Marion opted to sneak up the stairs to the nursery the next morning. Adèle and Roderick had taken great pains to explain to her that she was, as of that moment, no longer employed by Mr. Jonquil and that she was remaining at the Park as a guest of the Duke of Hartley. Her reputation and social standing quite depended upon it. And, they assured her, neither were entirely in shreds. Being the daughter of a marquess was not without its benefits. Although, growing up, the greatest benefit she’d ever seen in it was sitting beneath a shade tree with her family. They were not particularly hung up on their rank.

Despite now being gowned in splendid clothing, thanks to her being quite close in size and height to Adèle, Marion was unhappy. She missed Caroline. So she slipped into the nursery wing, hoping to go unnoticed.

“Mary!”

Perhaps not entirely unnoticed.

“My darling girl!” Marion exclaimed, clasping the child to her fiercely. “How I missed you last night.”

“Papa read me a story and tucked me in,” Caroline reassured her. “He said you will not be my governess anymore.” She spoke as if completely convinced her father was short a brick or two.

“I am afraid not, dearest,” Marion said.

Her lips stuck out in a pout. “He said your name is not really Mary.”

“My given name is Marion,” she confessed. “Mary is short for Marion.”

“Oh.” That seemed to settle that question. “I like Marion better.”

“Do you?” Layton had said the same thing.

Caroline nodded. “Everyone has been calling you Lady. Do I need to call you that?”

“Do you remember when I first came to Farland Meadows,” Marion asked, “and you said you wanted to be just plain Caroline because that would mean that we were friends?”
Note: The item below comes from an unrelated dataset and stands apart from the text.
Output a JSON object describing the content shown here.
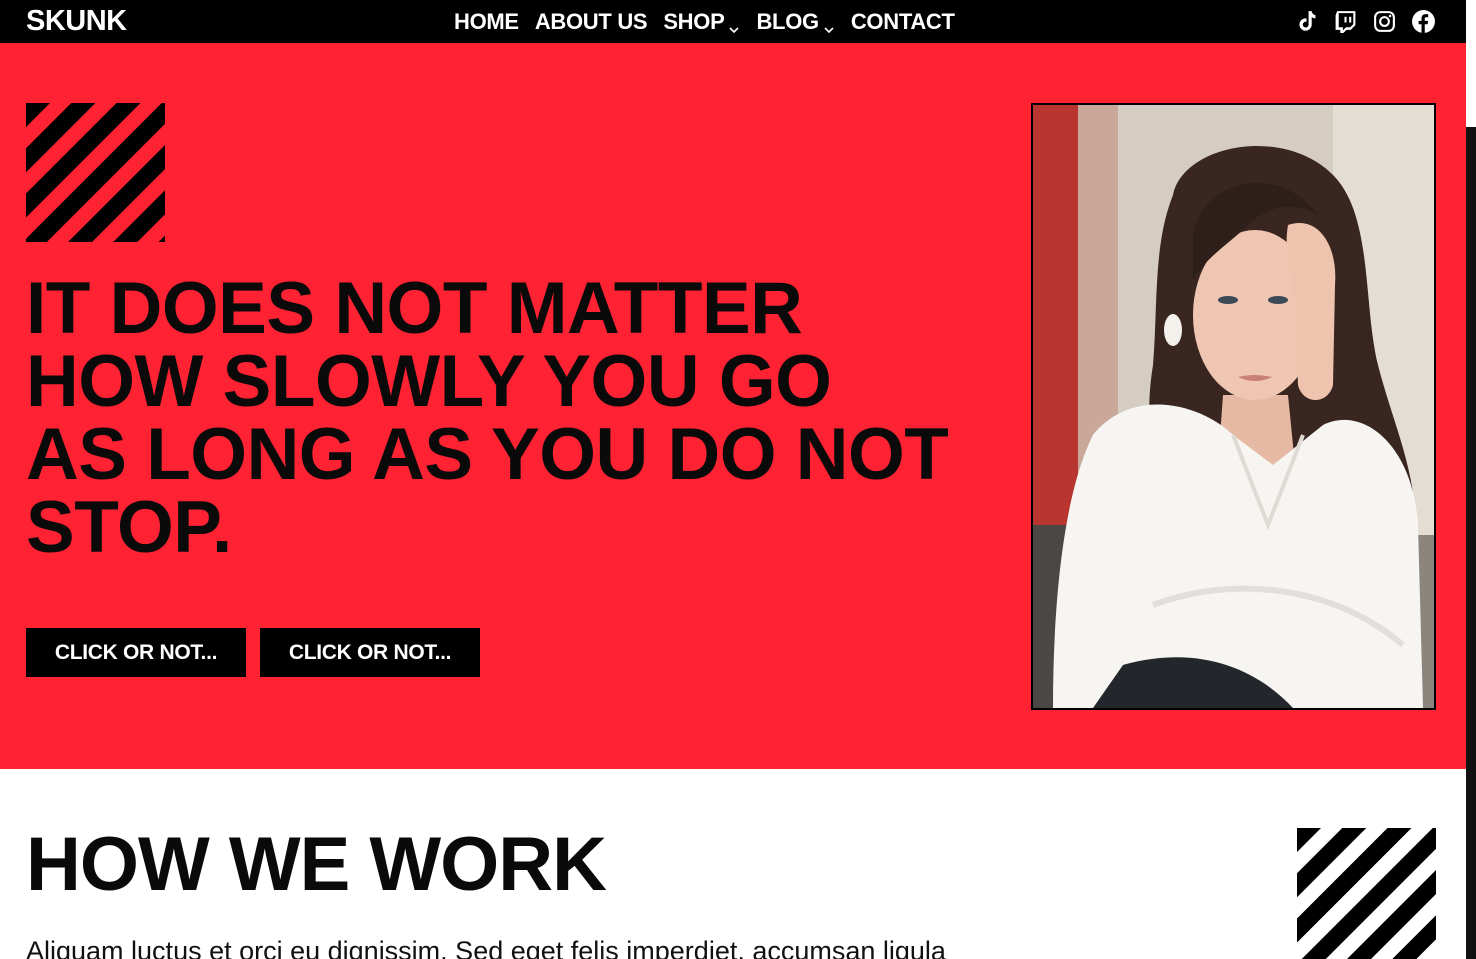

Caroline nodded, wide-eyed.

“I would like you to call me Marion or Mary. Because we are friends.”

The look of confusion hadn’t left Caroline’s eyes, and Marion began to worry. Was it all too much for the child to take in? Had she lost the girl’s trust?
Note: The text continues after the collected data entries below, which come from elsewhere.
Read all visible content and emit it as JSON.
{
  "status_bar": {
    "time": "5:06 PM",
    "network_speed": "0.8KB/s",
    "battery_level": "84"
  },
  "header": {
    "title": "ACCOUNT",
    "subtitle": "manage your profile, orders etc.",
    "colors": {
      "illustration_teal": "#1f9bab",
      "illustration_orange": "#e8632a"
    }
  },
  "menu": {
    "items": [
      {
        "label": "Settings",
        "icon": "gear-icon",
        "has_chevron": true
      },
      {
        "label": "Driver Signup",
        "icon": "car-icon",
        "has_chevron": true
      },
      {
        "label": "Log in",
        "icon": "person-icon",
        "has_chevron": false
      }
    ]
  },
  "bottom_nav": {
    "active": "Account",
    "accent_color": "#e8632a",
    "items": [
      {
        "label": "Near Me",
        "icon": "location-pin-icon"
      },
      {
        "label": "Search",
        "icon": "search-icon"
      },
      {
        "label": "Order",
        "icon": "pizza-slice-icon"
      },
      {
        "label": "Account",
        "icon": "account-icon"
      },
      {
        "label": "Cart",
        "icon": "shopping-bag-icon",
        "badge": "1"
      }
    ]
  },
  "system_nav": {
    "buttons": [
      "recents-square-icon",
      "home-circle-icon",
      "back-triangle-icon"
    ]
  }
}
“Why won’t you be my governess anymore?”

Marion sighed and searched for the correct words. “I would like to take Caroline down to the library,” Marion informed the reigning governess, using the lady of the manor voice her mother had schooled her in when she was as young as Caroline. The governess seemed to hesitate for a moment then reluctantly agreed. “Come with me, Caroline,” Marion instructed. “I will tell you one more story.”